If cancer is found, other tests may be done to study the cancer cells more closely and to also determine the stage of the cancer. The staging process determines which areas of the body have been affected by the Follicular Lymphoma and would be used to determine appropriate treatment.
The stages of lymphoma are defined as follows:
- Stage I – Only one lymph node region is involved, or only one lymph structure is involved.
- Stage II – Two or more lymph node regions or lymph node structures on the same side of the diaphragm are involved.
- Stage III – Lymph node regions or structures on both sides of the diaphragm are involved.
- Stage IV – There is widespread involvement of a number of organs or tissues other than lymph node regions or structures, such as the bone marrow.
When a stage is assigned, it also includes a letter, A or B, to denote whether fever, weight loss, or night sweats are present. "A" means these symptoms are not present; "B" means they are. For example, a person with stage 1B disease has evidence of cancer in one lymph node region and has "B" symptoms (fever, weight loss, or night sweats).

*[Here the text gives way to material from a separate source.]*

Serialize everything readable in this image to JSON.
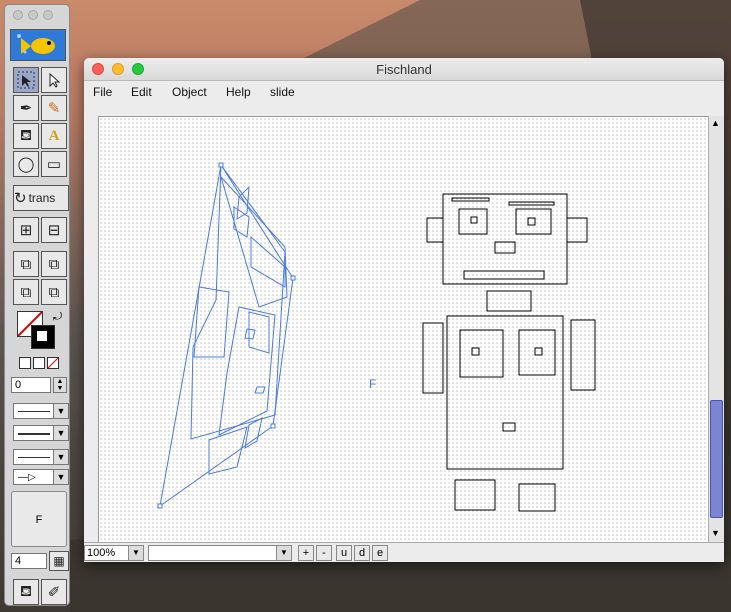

Treatment options depend upon the stage of the cancer and can include radiation and chemotherapy plus IV immunotherapy with drugs which specifically target the diseased lymphocytes (Wolters Kluwer).
Or, as pre-noted, for Stage I, no treatment may be required at the time of diagnosis.
There is no doubt that patients with follicular lymphoma and the medical professionals who treat them are eagerly awaiting the outcome of the Aliqopa studies and the hopeful FDA approval to prescribe that drug for the treatment of this condition.